= Dental microwear =

Material analysis method in palaeontology

Dental microwear analysis is a method to infer diet and behaviour in extinct animals, especially in fossil specimens. Typically, the patterns of pits and scratches on the occlusal or buccal surface of the enamel are compared with patterns observed in extant species to infer ecological information. Hard foods in particular can lead to distinctive patterns (although see below). Microwear can also be used for inferring behavior, especially those related to the non-masticatory use of teeth as 'tools'. Other uses include investigating weaning in past populations. Methods used to collect data initially involved a microscope and manually collecting information on individual microwear features, but software to automatically collect data have improved markedly in recent years.

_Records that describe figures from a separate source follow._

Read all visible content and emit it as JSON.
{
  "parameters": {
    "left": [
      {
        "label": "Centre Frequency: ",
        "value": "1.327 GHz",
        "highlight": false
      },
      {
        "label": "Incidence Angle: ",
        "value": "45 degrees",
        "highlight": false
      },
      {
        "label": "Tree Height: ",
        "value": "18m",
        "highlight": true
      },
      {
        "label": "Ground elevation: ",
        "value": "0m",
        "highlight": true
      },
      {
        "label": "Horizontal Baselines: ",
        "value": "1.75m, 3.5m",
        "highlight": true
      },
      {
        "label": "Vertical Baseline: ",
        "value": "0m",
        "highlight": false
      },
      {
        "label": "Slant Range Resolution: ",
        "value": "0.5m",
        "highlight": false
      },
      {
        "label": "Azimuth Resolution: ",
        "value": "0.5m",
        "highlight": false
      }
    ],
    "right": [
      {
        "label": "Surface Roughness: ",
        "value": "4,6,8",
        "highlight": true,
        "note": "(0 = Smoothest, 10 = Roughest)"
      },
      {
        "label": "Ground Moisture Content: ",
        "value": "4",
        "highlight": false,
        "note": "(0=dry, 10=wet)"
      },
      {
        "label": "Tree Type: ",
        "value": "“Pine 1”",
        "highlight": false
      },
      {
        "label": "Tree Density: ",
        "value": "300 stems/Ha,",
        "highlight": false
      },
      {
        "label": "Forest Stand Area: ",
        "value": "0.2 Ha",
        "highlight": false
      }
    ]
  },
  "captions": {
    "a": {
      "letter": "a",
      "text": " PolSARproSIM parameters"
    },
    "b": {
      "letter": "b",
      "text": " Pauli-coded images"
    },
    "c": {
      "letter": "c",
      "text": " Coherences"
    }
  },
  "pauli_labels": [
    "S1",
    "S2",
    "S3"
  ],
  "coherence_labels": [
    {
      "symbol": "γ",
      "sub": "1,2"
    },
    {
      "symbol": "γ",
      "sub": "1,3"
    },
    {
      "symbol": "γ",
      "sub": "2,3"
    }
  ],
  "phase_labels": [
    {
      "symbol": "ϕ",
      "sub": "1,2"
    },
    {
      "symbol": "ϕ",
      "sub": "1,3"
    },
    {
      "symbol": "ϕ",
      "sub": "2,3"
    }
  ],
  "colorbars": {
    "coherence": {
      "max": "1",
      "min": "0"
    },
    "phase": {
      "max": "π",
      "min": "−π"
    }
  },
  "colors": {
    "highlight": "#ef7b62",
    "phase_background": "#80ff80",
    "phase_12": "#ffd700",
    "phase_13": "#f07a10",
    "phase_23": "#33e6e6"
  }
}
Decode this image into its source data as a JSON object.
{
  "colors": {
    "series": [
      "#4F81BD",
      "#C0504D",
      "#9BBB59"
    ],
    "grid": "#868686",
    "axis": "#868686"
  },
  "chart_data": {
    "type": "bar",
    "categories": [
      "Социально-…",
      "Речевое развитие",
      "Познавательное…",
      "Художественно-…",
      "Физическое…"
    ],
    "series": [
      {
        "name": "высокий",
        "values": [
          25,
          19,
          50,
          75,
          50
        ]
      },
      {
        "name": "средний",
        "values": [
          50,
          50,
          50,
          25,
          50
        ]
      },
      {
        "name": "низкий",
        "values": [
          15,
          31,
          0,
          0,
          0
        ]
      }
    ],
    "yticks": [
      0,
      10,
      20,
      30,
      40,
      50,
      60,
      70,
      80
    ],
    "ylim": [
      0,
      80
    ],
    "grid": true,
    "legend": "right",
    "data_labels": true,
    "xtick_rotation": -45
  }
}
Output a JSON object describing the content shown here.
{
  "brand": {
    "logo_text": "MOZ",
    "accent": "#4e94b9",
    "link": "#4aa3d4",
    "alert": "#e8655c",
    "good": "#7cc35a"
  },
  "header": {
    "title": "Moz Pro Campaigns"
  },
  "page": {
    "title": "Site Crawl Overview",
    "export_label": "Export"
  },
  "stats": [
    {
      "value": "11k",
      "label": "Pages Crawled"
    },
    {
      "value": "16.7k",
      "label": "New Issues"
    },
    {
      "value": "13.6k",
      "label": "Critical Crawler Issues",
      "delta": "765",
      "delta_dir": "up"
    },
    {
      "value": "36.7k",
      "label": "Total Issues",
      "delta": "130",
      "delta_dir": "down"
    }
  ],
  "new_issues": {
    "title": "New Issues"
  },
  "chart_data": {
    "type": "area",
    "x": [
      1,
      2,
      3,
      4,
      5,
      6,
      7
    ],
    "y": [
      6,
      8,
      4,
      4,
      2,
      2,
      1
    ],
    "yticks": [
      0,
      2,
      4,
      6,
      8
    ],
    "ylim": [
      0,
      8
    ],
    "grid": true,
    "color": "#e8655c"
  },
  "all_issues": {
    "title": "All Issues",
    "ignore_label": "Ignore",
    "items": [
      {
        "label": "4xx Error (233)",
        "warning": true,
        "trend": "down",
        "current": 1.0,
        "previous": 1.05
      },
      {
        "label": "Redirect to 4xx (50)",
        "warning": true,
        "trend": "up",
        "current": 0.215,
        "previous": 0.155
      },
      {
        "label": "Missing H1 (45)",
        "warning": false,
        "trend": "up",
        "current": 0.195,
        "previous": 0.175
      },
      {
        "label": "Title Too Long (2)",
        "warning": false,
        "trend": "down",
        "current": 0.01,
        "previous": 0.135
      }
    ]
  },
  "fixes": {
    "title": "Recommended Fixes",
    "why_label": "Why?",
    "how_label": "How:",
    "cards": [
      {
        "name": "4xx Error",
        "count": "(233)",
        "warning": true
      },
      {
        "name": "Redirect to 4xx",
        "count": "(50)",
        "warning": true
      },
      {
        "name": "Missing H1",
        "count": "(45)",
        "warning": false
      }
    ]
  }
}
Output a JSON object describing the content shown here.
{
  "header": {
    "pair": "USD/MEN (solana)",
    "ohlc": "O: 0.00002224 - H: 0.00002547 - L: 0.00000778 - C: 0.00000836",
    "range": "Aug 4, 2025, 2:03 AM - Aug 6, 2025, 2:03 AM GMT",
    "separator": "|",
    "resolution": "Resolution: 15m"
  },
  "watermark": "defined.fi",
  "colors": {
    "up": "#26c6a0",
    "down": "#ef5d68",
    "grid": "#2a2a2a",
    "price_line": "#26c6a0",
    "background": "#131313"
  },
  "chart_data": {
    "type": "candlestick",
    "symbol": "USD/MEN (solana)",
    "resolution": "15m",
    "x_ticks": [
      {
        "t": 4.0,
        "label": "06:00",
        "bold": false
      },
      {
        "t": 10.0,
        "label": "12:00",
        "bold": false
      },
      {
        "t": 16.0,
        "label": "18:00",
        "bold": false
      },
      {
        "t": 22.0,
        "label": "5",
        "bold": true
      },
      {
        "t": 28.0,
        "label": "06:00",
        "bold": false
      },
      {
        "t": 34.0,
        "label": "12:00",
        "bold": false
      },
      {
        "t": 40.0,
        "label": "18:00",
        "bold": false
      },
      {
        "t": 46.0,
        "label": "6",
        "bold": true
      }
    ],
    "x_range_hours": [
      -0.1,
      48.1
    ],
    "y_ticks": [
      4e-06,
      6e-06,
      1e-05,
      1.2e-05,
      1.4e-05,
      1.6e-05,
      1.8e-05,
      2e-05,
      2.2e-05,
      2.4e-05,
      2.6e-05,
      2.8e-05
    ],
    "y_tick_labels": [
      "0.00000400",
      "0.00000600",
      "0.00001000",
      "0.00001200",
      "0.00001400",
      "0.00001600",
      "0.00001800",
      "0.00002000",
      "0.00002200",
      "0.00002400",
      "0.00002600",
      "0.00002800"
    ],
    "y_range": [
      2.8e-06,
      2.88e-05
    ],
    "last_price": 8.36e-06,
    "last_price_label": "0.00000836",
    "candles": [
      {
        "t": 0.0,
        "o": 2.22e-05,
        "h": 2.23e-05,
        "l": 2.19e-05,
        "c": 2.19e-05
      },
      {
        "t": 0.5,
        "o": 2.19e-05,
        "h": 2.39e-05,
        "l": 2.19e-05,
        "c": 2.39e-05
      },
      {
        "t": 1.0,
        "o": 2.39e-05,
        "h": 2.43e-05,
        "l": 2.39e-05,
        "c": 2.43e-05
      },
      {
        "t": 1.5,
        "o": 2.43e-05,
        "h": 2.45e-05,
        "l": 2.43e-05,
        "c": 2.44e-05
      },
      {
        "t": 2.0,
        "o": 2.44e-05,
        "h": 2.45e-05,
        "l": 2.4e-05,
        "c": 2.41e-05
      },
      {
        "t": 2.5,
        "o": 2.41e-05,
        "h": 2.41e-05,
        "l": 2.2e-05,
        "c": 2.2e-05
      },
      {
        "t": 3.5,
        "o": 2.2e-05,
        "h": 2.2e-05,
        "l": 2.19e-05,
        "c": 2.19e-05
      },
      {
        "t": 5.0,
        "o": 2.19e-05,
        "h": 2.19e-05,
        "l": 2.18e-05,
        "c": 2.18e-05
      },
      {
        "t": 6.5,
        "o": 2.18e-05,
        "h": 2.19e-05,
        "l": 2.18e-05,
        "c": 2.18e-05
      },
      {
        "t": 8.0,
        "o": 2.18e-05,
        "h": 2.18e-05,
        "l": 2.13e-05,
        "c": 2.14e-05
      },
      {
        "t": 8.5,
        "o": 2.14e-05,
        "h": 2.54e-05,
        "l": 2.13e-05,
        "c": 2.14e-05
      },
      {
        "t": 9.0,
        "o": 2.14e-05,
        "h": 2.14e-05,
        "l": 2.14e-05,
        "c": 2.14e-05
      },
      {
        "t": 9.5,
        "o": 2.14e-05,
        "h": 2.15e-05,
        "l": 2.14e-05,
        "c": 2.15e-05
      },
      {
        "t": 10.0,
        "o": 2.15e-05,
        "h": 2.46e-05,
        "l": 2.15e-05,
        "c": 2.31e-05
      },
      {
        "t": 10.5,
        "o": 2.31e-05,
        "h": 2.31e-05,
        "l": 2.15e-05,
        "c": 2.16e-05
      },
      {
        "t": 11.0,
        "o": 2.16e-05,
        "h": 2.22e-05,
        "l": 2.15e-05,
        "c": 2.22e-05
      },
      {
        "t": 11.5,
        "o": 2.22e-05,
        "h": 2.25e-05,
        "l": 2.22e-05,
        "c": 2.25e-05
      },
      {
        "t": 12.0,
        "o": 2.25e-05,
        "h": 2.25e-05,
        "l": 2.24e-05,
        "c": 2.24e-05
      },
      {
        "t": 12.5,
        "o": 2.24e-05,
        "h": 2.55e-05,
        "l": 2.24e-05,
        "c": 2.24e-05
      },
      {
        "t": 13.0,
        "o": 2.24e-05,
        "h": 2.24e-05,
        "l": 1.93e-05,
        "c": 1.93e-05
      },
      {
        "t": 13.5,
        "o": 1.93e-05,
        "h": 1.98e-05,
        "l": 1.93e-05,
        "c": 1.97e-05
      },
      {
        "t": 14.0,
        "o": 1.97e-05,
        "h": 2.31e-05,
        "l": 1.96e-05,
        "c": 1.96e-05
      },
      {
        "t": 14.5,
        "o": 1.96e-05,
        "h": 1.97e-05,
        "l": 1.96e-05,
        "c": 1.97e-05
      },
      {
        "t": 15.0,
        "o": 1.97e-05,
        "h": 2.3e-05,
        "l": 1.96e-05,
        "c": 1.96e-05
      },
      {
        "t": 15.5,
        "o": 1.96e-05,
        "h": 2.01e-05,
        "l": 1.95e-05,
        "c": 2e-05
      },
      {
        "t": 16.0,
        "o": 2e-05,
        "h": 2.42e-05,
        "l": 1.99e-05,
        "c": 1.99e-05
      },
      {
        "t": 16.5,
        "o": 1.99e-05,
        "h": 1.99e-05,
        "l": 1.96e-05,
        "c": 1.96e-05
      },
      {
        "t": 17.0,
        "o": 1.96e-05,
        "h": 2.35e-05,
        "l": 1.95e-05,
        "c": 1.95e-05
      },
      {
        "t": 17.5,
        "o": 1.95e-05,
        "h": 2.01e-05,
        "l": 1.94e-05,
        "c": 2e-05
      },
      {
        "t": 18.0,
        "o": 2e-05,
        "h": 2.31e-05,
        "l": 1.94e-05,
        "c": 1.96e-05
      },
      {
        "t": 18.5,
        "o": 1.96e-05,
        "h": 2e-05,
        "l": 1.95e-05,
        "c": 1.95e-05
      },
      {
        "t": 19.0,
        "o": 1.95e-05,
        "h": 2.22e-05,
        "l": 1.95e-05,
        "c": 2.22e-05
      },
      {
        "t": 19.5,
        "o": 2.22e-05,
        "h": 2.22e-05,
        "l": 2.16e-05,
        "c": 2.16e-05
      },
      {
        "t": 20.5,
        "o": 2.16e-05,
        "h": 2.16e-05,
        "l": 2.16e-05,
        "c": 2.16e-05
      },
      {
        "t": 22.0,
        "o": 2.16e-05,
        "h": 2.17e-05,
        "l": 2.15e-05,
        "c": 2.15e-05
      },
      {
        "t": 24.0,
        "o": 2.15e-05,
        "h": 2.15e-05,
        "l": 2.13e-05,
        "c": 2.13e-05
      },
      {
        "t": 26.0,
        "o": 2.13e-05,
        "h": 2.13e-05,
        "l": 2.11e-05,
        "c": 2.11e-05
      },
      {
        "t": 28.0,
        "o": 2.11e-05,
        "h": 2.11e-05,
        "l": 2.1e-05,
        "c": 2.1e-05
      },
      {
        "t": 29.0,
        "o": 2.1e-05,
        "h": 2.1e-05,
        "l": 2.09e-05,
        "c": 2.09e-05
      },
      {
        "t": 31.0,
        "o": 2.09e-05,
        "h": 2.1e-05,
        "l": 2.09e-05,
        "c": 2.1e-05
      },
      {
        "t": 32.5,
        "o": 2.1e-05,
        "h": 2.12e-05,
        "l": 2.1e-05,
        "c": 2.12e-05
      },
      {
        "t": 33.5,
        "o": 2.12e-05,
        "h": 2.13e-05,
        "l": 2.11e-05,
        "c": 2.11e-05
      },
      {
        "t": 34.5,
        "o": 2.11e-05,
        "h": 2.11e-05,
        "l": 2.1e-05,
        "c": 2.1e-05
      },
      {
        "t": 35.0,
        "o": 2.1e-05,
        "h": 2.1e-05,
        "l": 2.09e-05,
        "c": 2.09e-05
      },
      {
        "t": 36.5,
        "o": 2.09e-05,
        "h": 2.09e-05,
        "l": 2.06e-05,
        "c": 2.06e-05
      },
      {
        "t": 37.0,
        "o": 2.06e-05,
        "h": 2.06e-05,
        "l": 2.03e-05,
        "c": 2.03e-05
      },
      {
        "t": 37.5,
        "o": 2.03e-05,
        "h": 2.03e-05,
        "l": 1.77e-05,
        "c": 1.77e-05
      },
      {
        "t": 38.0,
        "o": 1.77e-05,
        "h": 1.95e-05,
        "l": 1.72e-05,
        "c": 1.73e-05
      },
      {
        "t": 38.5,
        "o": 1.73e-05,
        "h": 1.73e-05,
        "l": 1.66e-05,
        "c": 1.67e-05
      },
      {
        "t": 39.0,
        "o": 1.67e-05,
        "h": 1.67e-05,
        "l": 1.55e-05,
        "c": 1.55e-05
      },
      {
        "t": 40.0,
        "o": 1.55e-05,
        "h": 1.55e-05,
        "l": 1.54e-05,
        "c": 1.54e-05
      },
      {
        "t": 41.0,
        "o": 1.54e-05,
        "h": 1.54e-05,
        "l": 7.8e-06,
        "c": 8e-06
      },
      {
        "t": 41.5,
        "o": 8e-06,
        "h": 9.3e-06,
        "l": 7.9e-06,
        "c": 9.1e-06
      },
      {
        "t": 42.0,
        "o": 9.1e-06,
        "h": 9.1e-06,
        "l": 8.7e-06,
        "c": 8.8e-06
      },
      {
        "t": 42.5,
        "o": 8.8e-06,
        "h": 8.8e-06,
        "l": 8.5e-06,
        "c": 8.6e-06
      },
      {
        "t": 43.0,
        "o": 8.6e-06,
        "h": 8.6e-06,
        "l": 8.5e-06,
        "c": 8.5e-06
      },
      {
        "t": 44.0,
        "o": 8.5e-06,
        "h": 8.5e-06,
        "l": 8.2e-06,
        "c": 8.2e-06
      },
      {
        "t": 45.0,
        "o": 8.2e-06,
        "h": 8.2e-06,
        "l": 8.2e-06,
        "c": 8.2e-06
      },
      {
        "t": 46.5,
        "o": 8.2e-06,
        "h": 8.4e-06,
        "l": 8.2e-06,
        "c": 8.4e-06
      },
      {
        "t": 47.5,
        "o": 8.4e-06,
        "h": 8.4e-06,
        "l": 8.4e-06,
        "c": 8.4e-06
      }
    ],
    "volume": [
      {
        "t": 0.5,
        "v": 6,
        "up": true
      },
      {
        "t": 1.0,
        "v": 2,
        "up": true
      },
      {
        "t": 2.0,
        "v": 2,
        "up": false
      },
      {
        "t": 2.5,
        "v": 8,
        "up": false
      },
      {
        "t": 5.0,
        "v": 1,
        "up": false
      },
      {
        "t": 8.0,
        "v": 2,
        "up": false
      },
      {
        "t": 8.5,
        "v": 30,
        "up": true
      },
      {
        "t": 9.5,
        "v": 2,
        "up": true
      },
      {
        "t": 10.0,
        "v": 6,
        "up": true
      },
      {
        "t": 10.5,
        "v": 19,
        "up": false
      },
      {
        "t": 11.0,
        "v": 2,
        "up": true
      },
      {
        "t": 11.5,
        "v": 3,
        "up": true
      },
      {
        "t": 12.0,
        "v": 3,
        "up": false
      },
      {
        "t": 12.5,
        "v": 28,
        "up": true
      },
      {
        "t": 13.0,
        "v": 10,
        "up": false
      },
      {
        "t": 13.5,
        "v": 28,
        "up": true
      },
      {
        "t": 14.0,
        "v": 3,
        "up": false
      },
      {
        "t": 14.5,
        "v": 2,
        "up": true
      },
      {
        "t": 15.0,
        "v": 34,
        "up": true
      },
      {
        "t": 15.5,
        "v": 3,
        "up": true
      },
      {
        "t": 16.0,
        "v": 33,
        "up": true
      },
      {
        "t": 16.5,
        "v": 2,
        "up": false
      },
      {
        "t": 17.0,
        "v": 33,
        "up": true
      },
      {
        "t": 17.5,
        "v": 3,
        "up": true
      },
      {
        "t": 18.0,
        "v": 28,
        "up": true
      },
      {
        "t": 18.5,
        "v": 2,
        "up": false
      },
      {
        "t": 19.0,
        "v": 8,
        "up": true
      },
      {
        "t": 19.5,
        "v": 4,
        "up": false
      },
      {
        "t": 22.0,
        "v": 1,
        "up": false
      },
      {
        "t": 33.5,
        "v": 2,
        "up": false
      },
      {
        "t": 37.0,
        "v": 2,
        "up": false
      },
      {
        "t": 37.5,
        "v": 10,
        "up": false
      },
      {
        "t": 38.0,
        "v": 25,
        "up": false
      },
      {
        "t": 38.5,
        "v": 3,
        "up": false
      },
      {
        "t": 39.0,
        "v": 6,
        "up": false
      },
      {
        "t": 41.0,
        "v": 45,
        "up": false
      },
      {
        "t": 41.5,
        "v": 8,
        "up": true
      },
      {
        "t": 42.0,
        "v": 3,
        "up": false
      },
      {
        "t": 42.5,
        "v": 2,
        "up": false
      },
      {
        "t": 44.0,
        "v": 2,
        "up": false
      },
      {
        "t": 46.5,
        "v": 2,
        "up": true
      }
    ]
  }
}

This method has been used on a variety of taxa, including:

- Hominids
- Victoriapithecids
- Cercopithecids
- Pliopithecids
- Propliopithecids
- Homunculids
- Parapithecids
- Djebelemurids
- Carpolestids
- Palaeolagids
- Murids
- Nesomyids
- Sciurids
- Glirids
- Castorids
- Amphicyonids
- Canids
- Ursids
- Nandiniids
- Felids
- Viverrids
- Hyaenids
- Hyaenodontids
- Equids
- Palaeotheriids
- Rhinocerotids
- Tapirids
- Lophialetids
- Lophiodontids
- Chalicotheriids
- Toxodontids
- Hegetotheriids
- Interatheriids
- Macraucheniids
- Proterotheriids
- Cebochoerids
- Camelids
- Merycoidontids
- Suids
- Tayassuids
- Entelodontids
- Hippopotamids
- Pakicetids
- Antilocaprids
- Dromomerycids
- Cervids
- Bovids
- Moschids
- Tragulids
- Palaeomerycids
- Giraffids
- Mesonychids
- Megalocnids
- Mylodontids
- Megalonychids
- Megatheriids
- Nothrotheriids
- Deinotheriids
- Mammutids
- Choerolophodontids
- Stegodontids
- Elephantids
- Pliohyracids
- Macropodids
- Diprotodontids
- Palorchestids
- Thylacosmilids
- Stagodontids
- Ptilodontids
- Paulchoffatiids
- Tritylodontids
- Traversodontids
- Herrerasaurids
- Tyrannosaurids
- Allosaurids
- Abelisaurids
- Mamenchisaurids
- Turiasaurs
- Diplodocids
- Rebbachisaurids
- Camarasaurids
- Euhelopodids
- Silesaurids
- Thescelosaurids
- Rhabdodontids
- Dryosaurids
- Hadrosaurids
- Leptoceratopsids
- Ceratopsids
- Nodosaurids
- Ankylosaurids
- Metriorhynchids
- Trilophosaurids
- Varanids
- Mosasaurids
- Polyglyphanodontids
- Elasmobranchs
- Edestids
- Idiognathodontids

== Potential issues and on-going debates ==

- The role of phytoliths and environmental grit in creating microwear features is not well understood and recent research suggests such items may create a surprisingly large amount of the microwear features visible in fossil samples.
- A recent study suggests hard food, or at least some types, may not contribute significantly to microwear textures.
- Occlusal dental microwear is rapidly turned over during life and therefore may only give information about the last few days of an individual's life. In particular, this 'last supper' effect may create a severely biased sample. This is why many researchers have focused on studying the striations on the buccal surfaces of teeth that present a life.